Alabama’s state Chief Justice, Roy S. Moore, on Tuesday urged the governor of his state to join with him in stopping “the judicial tyranny” of federal courts ruling in favor of same-sex marriage. In a three-page letter to Governor Robert Bentley, the state’s highest judicial officer argued that state courts are not bound by rulings by the federal trial and appeals courts.
Moore has often been embroiled in public controversy, perhaps most famously for his defiant display of a sizeable monument to the Ten Commandments in the state courts building’s lobby. His new challenge to authority came in response to a federal trial judge’s ruling this week striking down Alabama’s ban on same-sex marriage — a decision that the state is now challenging in an appeal to the U.S. Court of Appeals for the Eleventh Circuit.
Citing a letter by Thomas Jefferson to a friend in 1825, protesting the supposed efforts of the national government to strip state governments of all of their powers, Chief Justice Moore said those thoughts “precisely express my sentiments on this occasion. Our state constitution and our morality are under attack by a federal court decision that has no basis in the Constitution of the United States.”
Noting in the U.S. Constitution, he argued, “grants to the federal government the authority to desecrate the institution of marriage….Today, the destruction of [man-woman marriage] is upon us by federal courts using specious pretexts based on the equal protection, due process, and full faith and credit clauses of the United States Constitution.”
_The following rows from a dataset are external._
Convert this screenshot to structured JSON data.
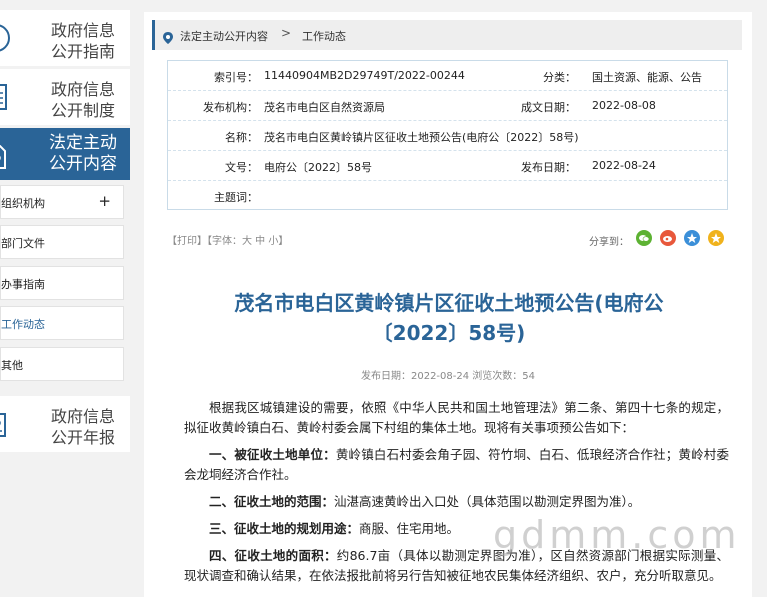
{
  "sidebar": {
    "top_items": [
      "政府信息公开指南",
      "政府信息公开制度",
      "法定主动公开内容",
      "政府信息公开年报"
    ],
    "top_lines": [
      [
        "政府信息",
        "公开指南"
      ],
      [
        "政府信息",
        "公开制度"
      ],
      [
        "法定主动",
        "公开内容"
      ],
      [
        "政府信息",
        "公开年报"
      ]
    ],
    "sub_items": [
      "组织机构",
      "部门文件",
      "办事指南",
      "工作动态",
      "其他"
    ],
    "sub_visible": [
      "组织机构",
      "部门文件",
      "办事指南",
      "工作动态",
      "其他"
    ],
    "expand_symbol": "+"
  },
  "breadcrumb": {
    "level1": "法定主动公开内容",
    "separator": ">",
    "level2": "工作动态"
  },
  "meta": {
    "index_label": "索引号：",
    "index_value": "11440904MB2D29749T/2022-00244",
    "category_label": "分类：",
    "category_value": "国土资源、能源、公告",
    "org_label": "发布机构：",
    "org_value": "茂名市电白区自然资源局",
    "date_label": "成文日期：",
    "date_value": "2022-08-08",
    "name_label": "名称：",
    "name_value": "茂名市电白区黄岭镇片区征收土地预公告(电府公〔2022〕58号)",
    "docno_label": "文号：",
    "docno_value": "电府公〔2022〕58号",
    "pubdate_label": "发布日期：",
    "pubdate_value": "2022-08-24",
    "topic_label": "主题词：",
    "topic_value": ""
  },
  "tools": {
    "text": "【打印】【字体：大  中  小】",
    "share_label": "分享到："
  },
  "share_colors": {
    "wechat": "#5db233",
    "weibo": "#e8583b",
    "qzone": "#3b8fd8",
    "favorite": "#f0b21c"
  },
  "article": {
    "title_line1": "茂名市电白区黄岭镇片区征收土地预公告(电府公",
    "title_line2": "〔2022〕58号)",
    "pub_info": "发布日期：2022-08-24  浏览次数：54",
    "p0": "根据我区城镇建设的需要，依照《中华人民共和国土地管理法》第二条、第四十七条的规定，拟征收黄岭镇白石、黄岭村委会属下村组的集体土地。现将有关事项预公告如下：",
    "p1_head": "一、被征收土地单位：",
    "p1_body": "黄岭镇白石村委会角子园、符竹垌、白石、低琅经济合作社；黄岭村委会龙垌经济合作社。",
    "p2_head": "二、征收土地的范围：",
    "p2_body": "汕湛高速黄岭出入口处（具体范围以勘测定界图为准）。",
    "p3_head": "三、征收土地的规划用途：",
    "p3_body": "商服、住宅用地。",
    "p4_head": "四、征收土地的面积：",
    "p4_body": "约86.7亩（具体以勘测定界图为准），区自然资源部门根据实际测量、现状调查和确认结果，在依法报批前将另行告知被征地农民集体经济组织、农户，充分听取意见。"
  },
  "watermark": "gdmm.com",
  "colors": {
    "accent": "#2a6497",
    "sidebar_active": "#2a6497"
  }
}
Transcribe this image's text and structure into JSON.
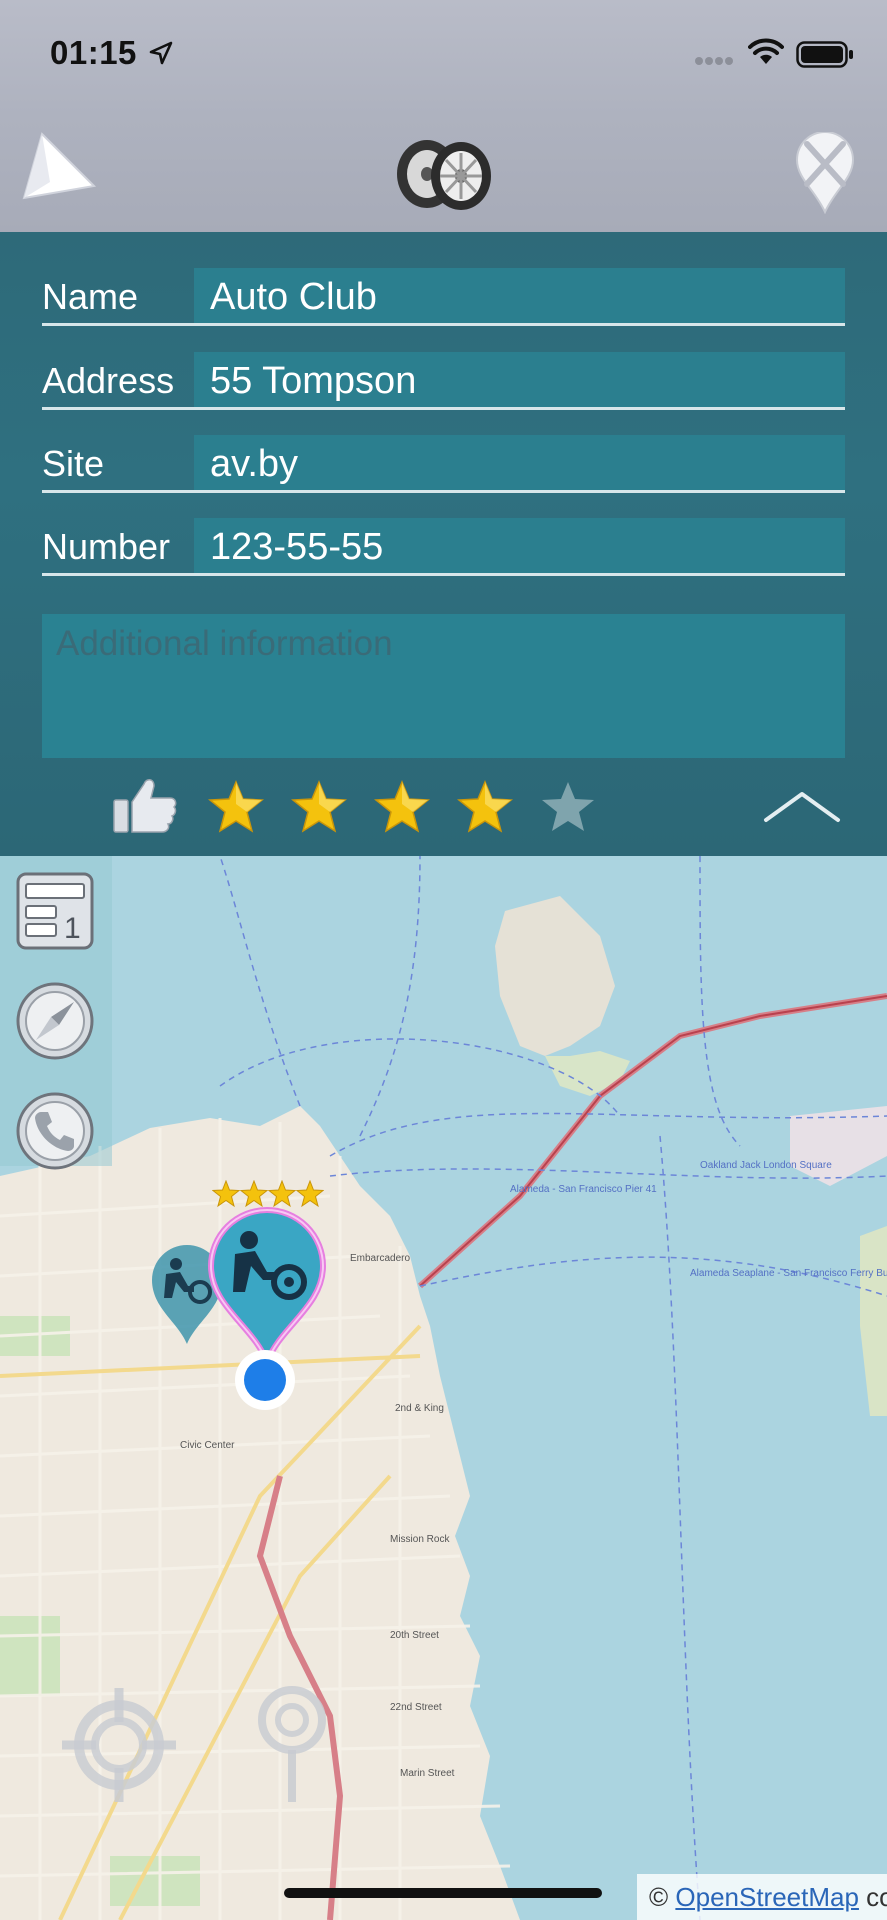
{
  "status_bar": {
    "time": "01:15",
    "icons": [
      "location-arrow-icon",
      "signal-dots-icon",
      "wifi-icon",
      "battery-icon"
    ]
  },
  "header": {
    "left_icon": "navigation-arrow-icon",
    "center_icon": "tires-icon",
    "right_icon": "remove-pin-icon"
  },
  "form": {
    "rows": [
      {
        "label": "Name",
        "value": "Auto Club"
      },
      {
        "label": "Address",
        "value": "55 Tompson"
      },
      {
        "label": "Site",
        "value": "av.by"
      },
      {
        "label": "Number",
        "value": "123-55-55"
      }
    ],
    "notes_placeholder": "Additional information",
    "rating": {
      "value": 4,
      "max": 5
    },
    "icons": {
      "like": "thumbs-up-icon",
      "collapse": "chevron-up-icon"
    }
  },
  "map": {
    "side_buttons": [
      "list-one-icon",
      "compass-icon",
      "phone-icon"
    ],
    "pin_rating": {
      "value": 4,
      "max": 4
    },
    "bottom_buttons": [
      "crosshair-icon",
      "drop-pin-icon"
    ],
    "attribution_prefix": "© ",
    "attribution_link": "OpenStreetMap",
    "attribution_suffix": " co"
  },
  "colors": {
    "panel": "#2e6a79",
    "field": "#2b7f8f",
    "star_on": "#f4c20d",
    "star_off": "#7fa4ad",
    "water": "#abd4e0",
    "user_dot": "#1e7ee8"
  }
}
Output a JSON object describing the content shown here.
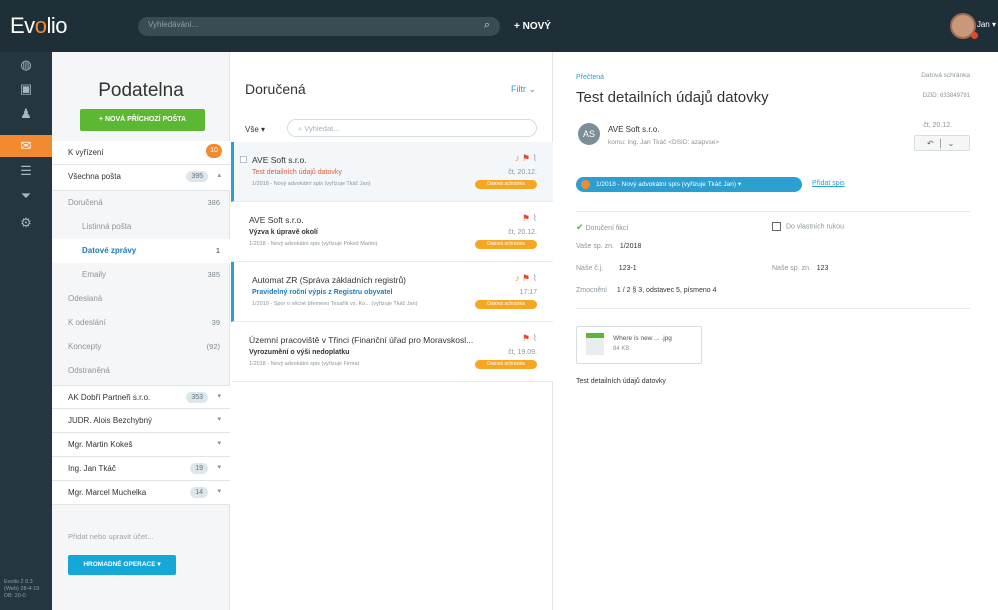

He took note of the string of federal court decisions in the past nineteen months nullifying state bans on same-sex marriage, and commented: “If we are to preserve that reverent morality which is our source of all beneficent progress in social and political improvement, then we must act to oppose such tyranny!”
The state jurist praised a group of probate judges in the state who had refused to issue marriage licenses to same-sex couples, but condemned unnamed state judges who, he said, had indicated they would help carry out the federal court ruling in favor of such marriages.
Urging the governor “to continue to uphold and support” the state constitution, which bans same-sex marriage, Chief Justice Moore said that “I stand with you to stop judicial tyranny and any unlawful opinions issued without constitutional authority.”
It was unclear what powers the judge might claim to have to thwart the rulings by federal courts in his state or region.